REAL CLEAR POLITICS
The Biden administration has rejected recommendations from dozens of leading human rights, religious freedom, and Christian groups to reverse course and redesignate Nigeria to its blacklist of worst offenders when it comes to allowing citizens to practice the religion of their choice.
The State Department on Thursday released a much-anticipated annual index of designations, maintaining all 12 countries listed on the previous year’s blacklist on religious freedom and adding only one new country – Azerbaijan – to a special watchlist. The move to add Azerbaijan came just months after the country seized back an ethnic Armenian enclave with a predominantly Christian population.
The 12 countries officially designated as “countries of particular concern,” the official U.S. term for the worst religious liberty offenders, include Burma, China, Cuba, Eritrea, Iran, Nicaragua, North Korea, Pakistan, Russia, Saudi Arabia, Tajikistan, and Turkmenistan.
“Significant violations of religious freedom occur in countries that are not designated,” Secretary of State Antony Blinken noted in a statement. “Governments must end abuses such as attacks on members of religious minority communities and their places of worship, communal violence and lengthy imprisonment for peaceful expression, transnational repression, and calls to violence against religious communities, among other violations that occur in too many places around the world.”
The State Department also designated eight entities of particular concern, non-state actors engaging in severe violations of religious freedom. Those groups include al-Shabab, Boko Haram, Hayat Tahrir al-Sham, the Houthis, ISIS-Sahel, ISIS-West Africa, al-Qaida affiliate Jamaat Nasr al-Islam wal-Muslimin, and the Taliban. USCIRF recommended the designation of seven of these terrorist and militant groups in its 2023 annual report.
Blinken’s decision not to designate Nigeria and India earned an immediate rebuke from the U.S. Commission on Religious Freedom, whose leaders are appointed by Congress and make recommendations to the State Department. The commission, which has repeatedly called for both countries to be placed on the official blacklist, expressed “extreme disappointment” with the decision and called on Congress to hold a hearing on the “failure” of the State Department to follow its recommendations.
“USCIRF rejects the State Department’s decision to omit Nigeria and India as CPCs.
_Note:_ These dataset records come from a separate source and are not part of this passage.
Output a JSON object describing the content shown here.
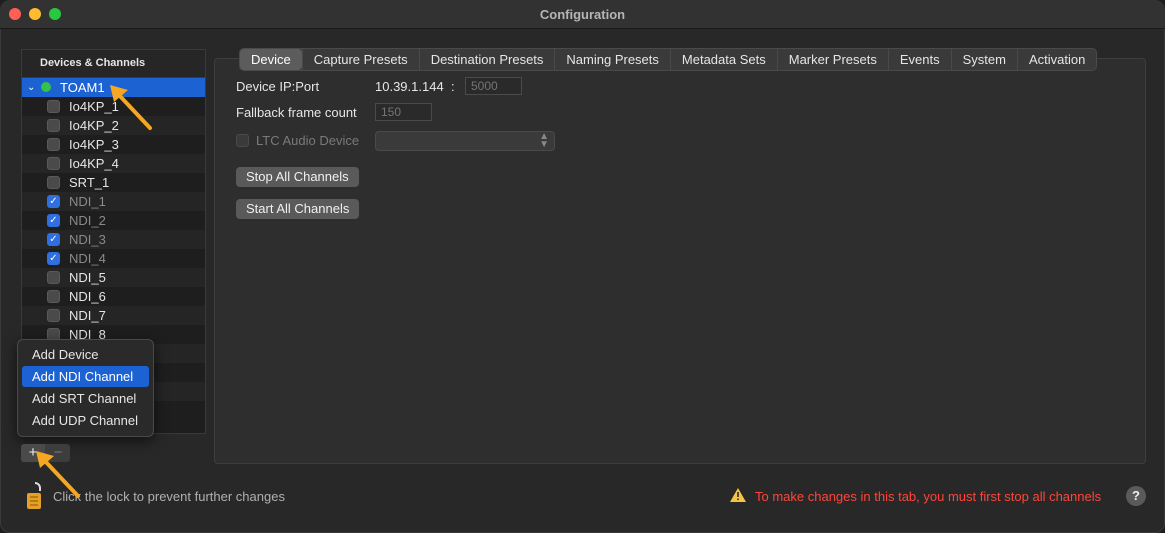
{
  "window": {
    "title": "Configuration"
  },
  "sidebar": {
    "header": "Devices & Channels",
    "device": {
      "label": "TOAM1",
      "status_color": "#35c24a"
    },
    "channels": [
      {
        "label": "Io4KP_1",
        "checked": false,
        "dim": false
      },
      {
        "label": "Io4KP_2",
        "checked": false,
        "dim": false
      },
      {
        "label": "Io4KP_3",
        "checked": false,
        "dim": false
      },
      {
        "label": "Io4KP_4",
        "checked": false,
        "dim": false
      },
      {
        "label": "SRT_1",
        "checked": false,
        "dim": false
      },
      {
        "label": "NDI_1",
        "checked": true,
        "dim": true
      },
      {
        "label": "NDI_2",
        "checked": true,
        "dim": true
      },
      {
        "label": "NDI_3",
        "checked": true,
        "dim": true
      },
      {
        "label": "NDI_4",
        "checked": true,
        "dim": true
      },
      {
        "label": "NDI_5",
        "checked": false,
        "dim": false
      },
      {
        "label": "NDI_6",
        "checked": false,
        "dim": false
      },
      {
        "label": "NDI_7",
        "checked": false,
        "dim": false
      },
      {
        "label": "NDI_8",
        "checked": false,
        "dim": false
      }
    ]
  },
  "context_menu": {
    "items": [
      "Add Device",
      "Add NDI Channel",
      "Add SRT Channel",
      "Add UDP Channel"
    ],
    "highlighted": "Add NDI Channel"
  },
  "controls": {
    "plus": "+",
    "minus": "−"
  },
  "tabs": [
    "Device",
    "Capture Presets",
    "Destination Presets",
    "Naming Presets",
    "Metadata Sets",
    "Marker Presets",
    "Events",
    "System",
    "Activation"
  ],
  "active_tab": "Device",
  "device_tab": {
    "ip_port_label": "Device IP:Port",
    "ip_value": "10.39.1.144",
    "separator": ":",
    "port_placeholder": "5000",
    "fallback_label": "Fallback frame count",
    "fallback_placeholder": "150",
    "ltc_label": "LTC Audio Device",
    "stop_all_label": "Stop All Channels",
    "start_all_label": "Start All Channels"
  },
  "footer": {
    "lock_text": "Click the lock to prevent further changes",
    "warning_text": "To make changes in this tab, you must first stop all channels",
    "help_label": "?"
  },
  "colors": {
    "accent": "#1d62d2",
    "warning": "#ff453a",
    "annotation_arrow": "#f5a623"
  }
}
We met with the State Department on many occasions to sound the alarm about these countries but not all of our recommendations have been followed,” USCIRF Chair Abraham Cooper and Vice Chair Frederick Davie said in a statement. “We will not be deterred and will continue our role as a congressionally mandated watchdog to ensure the U.S. government prioritizes religious freedom as a key component of U.S. foreign policy.”
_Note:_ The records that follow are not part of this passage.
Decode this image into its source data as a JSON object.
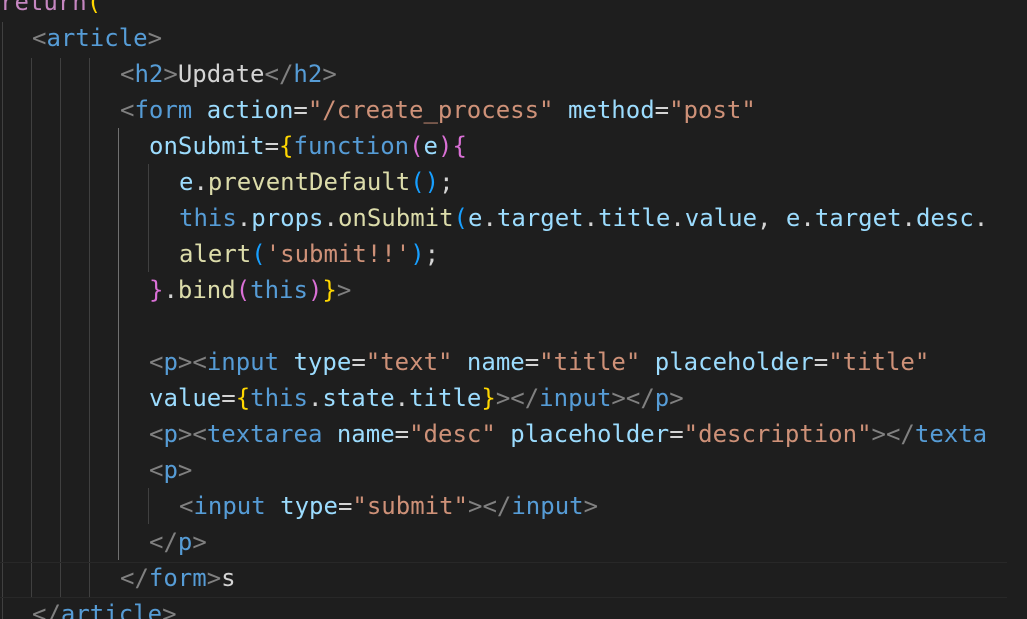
{
  "editor": {
    "theme": "dark",
    "background": "#1e1e1e",
    "colors": {
      "tag": "#569cd6",
      "punctuation": "#808080",
      "attribute": "#9cdcfe",
      "string": "#ce9178",
      "keyword": "#c586c0",
      "function": "#dcdcaa",
      "bracket_gold": "#ffd700",
      "bracket_orchid": "#da70d6",
      "bracket_blue": "#179fff",
      "text": "#d4d4d4"
    },
    "lines": [
      {
        "tokens": [
          {
            "t": "return",
            "c": "kw"
          },
          {
            "t": "(",
            "c": "b1"
          }
        ]
      },
      {
        "tokens": [
          {
            "t": "<",
            "c": "br"
          },
          {
            "t": "article",
            "c": "tag"
          },
          {
            "t": ">",
            "c": "br"
          }
        ]
      },
      {
        "tokens": [
          {
            "t": "<",
            "c": "br"
          },
          {
            "t": "h2",
            "c": "tag"
          },
          {
            "t": ">",
            "c": "br"
          },
          {
            "t": "Update",
            "c": "txt"
          },
          {
            "t": "</",
            "c": "br"
          },
          {
            "t": "h2",
            "c": "tag"
          },
          {
            "t": ">",
            "c": "br"
          }
        ]
      },
      {
        "tokens": [
          {
            "t": "<",
            "c": "br"
          },
          {
            "t": "form",
            "c": "tag"
          },
          {
            "t": " ",
            "c": "txt"
          },
          {
            "t": "action",
            "c": "attr"
          },
          {
            "t": "=",
            "c": "txt"
          },
          {
            "t": "\"/create_process\"",
            "c": "str"
          },
          {
            "t": " ",
            "c": "txt"
          },
          {
            "t": "method",
            "c": "attr"
          },
          {
            "t": "=",
            "c": "txt"
          },
          {
            "t": "\"post\"",
            "c": "str"
          }
        ]
      },
      {
        "tokens": [
          {
            "t": "onSubmit",
            "c": "attr"
          },
          {
            "t": "=",
            "c": "txt"
          },
          {
            "t": "{",
            "c": "b1"
          },
          {
            "t": "function",
            "c": "storage"
          },
          {
            "t": "(",
            "c": "b2"
          },
          {
            "t": "e",
            "c": "var"
          },
          {
            "t": ")",
            "c": "b2"
          },
          {
            "t": "{",
            "c": "b2"
          }
        ]
      },
      {
        "tokens": [
          {
            "t": "e",
            "c": "var"
          },
          {
            "t": ".",
            "c": "txt"
          },
          {
            "t": "preventDefault",
            "c": "fn"
          },
          {
            "t": "()",
            "c": "b3"
          },
          {
            "t": ";",
            "c": "txt"
          }
        ]
      },
      {
        "tokens": [
          {
            "t": "this",
            "c": "storage"
          },
          {
            "t": ".",
            "c": "txt"
          },
          {
            "t": "props",
            "c": "var"
          },
          {
            "t": ".",
            "c": "txt"
          },
          {
            "t": "onSubmit",
            "c": "fn"
          },
          {
            "t": "(",
            "c": "b3"
          },
          {
            "t": "e",
            "c": "var"
          },
          {
            "t": ".",
            "c": "txt"
          },
          {
            "t": "target",
            "c": "var"
          },
          {
            "t": ".",
            "c": "txt"
          },
          {
            "t": "title",
            "c": "var"
          },
          {
            "t": ".",
            "c": "txt"
          },
          {
            "t": "value",
            "c": "var"
          },
          {
            "t": ", ",
            "c": "txt"
          },
          {
            "t": "e",
            "c": "var"
          },
          {
            "t": ".",
            "c": "txt"
          },
          {
            "t": "target",
            "c": "var"
          },
          {
            "t": ".",
            "c": "txt"
          },
          {
            "t": "desc",
            "c": "var"
          },
          {
            "t": ".",
            "c": "txt"
          }
        ]
      },
      {
        "tokens": [
          {
            "t": "alert",
            "c": "fn"
          },
          {
            "t": "(",
            "c": "b3"
          },
          {
            "t": "'submit!!'",
            "c": "str"
          },
          {
            "t": ")",
            "c": "b3"
          },
          {
            "t": ";",
            "c": "txt"
          }
        ]
      },
      {
        "tokens": [
          {
            "t": "}",
            "c": "b2"
          },
          {
            "t": ".",
            "c": "txt"
          },
          {
            "t": "bind",
            "c": "fn"
          },
          {
            "t": "(",
            "c": "b2"
          },
          {
            "t": "this",
            "c": "storage"
          },
          {
            "t": ")",
            "c": "b2"
          },
          {
            "t": "}",
            "c": "b1"
          },
          {
            "t": ">",
            "c": "br"
          }
        ]
      },
      {
        "tokens": []
      },
      {
        "tokens": [
          {
            "t": "<",
            "c": "br"
          },
          {
            "t": "p",
            "c": "tag"
          },
          {
            "t": "><",
            "c": "br"
          },
          {
            "t": "input",
            "c": "tag"
          },
          {
            "t": " ",
            "c": "txt"
          },
          {
            "t": "type",
            "c": "attr"
          },
          {
            "t": "=",
            "c": "txt"
          },
          {
            "t": "\"text\"",
            "c": "str"
          },
          {
            "t": " ",
            "c": "txt"
          },
          {
            "t": "name",
            "c": "attr"
          },
          {
            "t": "=",
            "c": "txt"
          },
          {
            "t": "\"title\"",
            "c": "str"
          },
          {
            "t": " ",
            "c": "txt"
          },
          {
            "t": "placeholder",
            "c": "attr"
          },
          {
            "t": "=",
            "c": "txt"
          },
          {
            "t": "\"title\"",
            "c": "str"
          }
        ]
      },
      {
        "tokens": [
          {
            "t": "value",
            "c": "attr"
          },
          {
            "t": "=",
            "c": "txt"
          },
          {
            "t": "{",
            "c": "b1"
          },
          {
            "t": "this",
            "c": "storage"
          },
          {
            "t": ".",
            "c": "txt"
          },
          {
            "t": "state",
            "c": "var"
          },
          {
            "t": ".",
            "c": "txt"
          },
          {
            "t": "title",
            "c": "var"
          },
          {
            "t": "}",
            "c": "b1"
          },
          {
            "t": "></",
            "c": "br"
          },
          {
            "t": "input",
            "c": "tag"
          },
          {
            "t": "></",
            "c": "br"
          },
          {
            "t": "p",
            "c": "tag"
          },
          {
            "t": ">",
            "c": "br"
          }
        ]
      },
      {
        "tokens": [
          {
            "t": "<",
            "c": "br"
          },
          {
            "t": "p",
            "c": "tag"
          },
          {
            "t": "><",
            "c": "br"
          },
          {
            "t": "textarea",
            "c": "tag"
          },
          {
            "t": " ",
            "c": "txt"
          },
          {
            "t": "name",
            "c": "attr"
          },
          {
            "t": "=",
            "c": "txt"
          },
          {
            "t": "\"desc\"",
            "c": "str"
          },
          {
            "t": " ",
            "c": "txt"
          },
          {
            "t": "placeholder",
            "c": "attr"
          },
          {
            "t": "=",
            "c": "txt"
          },
          {
            "t": "\"description\"",
            "c": "str"
          },
          {
            "t": "></",
            "c": "br"
          },
          {
            "t": "texta",
            "c": "tag"
          }
        ]
      },
      {
        "tokens": [
          {
            "t": "<",
            "c": "br"
          },
          {
            "t": "p",
            "c": "tag"
          },
          {
            "t": ">",
            "c": "br"
          }
        ]
      },
      {
        "tokens": [
          {
            "t": "<",
            "c": "br"
          },
          {
            "t": "input",
            "c": "tag"
          },
          {
            "t": " ",
            "c": "txt"
          },
          {
            "t": "type",
            "c": "attr"
          },
          {
            "t": "=",
            "c": "txt"
          },
          {
            "t": "\"submit\"",
            "c": "str"
          },
          {
            "t": "></",
            "c": "br"
          },
          {
            "t": "input",
            "c": "tag"
          },
          {
            "t": ">",
            "c": "br"
          }
        ]
      },
      {
        "tokens": [
          {
            "t": "</",
            "c": "br"
          },
          {
            "t": "p",
            "c": "tag"
          },
          {
            "t": ">",
            "c": "br"
          }
        ]
      },
      {
        "tokens": [
          {
            "t": "</",
            "c": "br"
          },
          {
            "t": "form",
            "c": "tag"
          },
          {
            "t": ">",
            "c": "br"
          },
          {
            "t": "s",
            "c": "txt"
          }
        ]
      },
      {
        "tokens": [
          {
            "t": "</",
            "c": "br"
          },
          {
            "t": "article",
            "c": "tag"
          },
          {
            "t": ">",
            "c": "br"
          }
        ]
      }
    ]
  }
}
USCIRF, however, welcomed the State Department’s inclusion of Azerbaijan on the special watchlist.
The State Department did not explain its decision against placing Nigeria and India on the official blacklist. The Biden administration has previously attributed the slaughter of Christians in Nigeria not to religious persecution but to a conflict over resources exacerbated by climate change.
USCIRF and other leading human rights organizations ardently disagree. Leaders of the commission met with Blinken last month and pressed him to designate Nigeria and India as CPCs. Blinken removed Nigeria from the list in 2021, reversing a decision by former Secretary of State Mike Pompeo in December 2020 to blacklist the West African nation.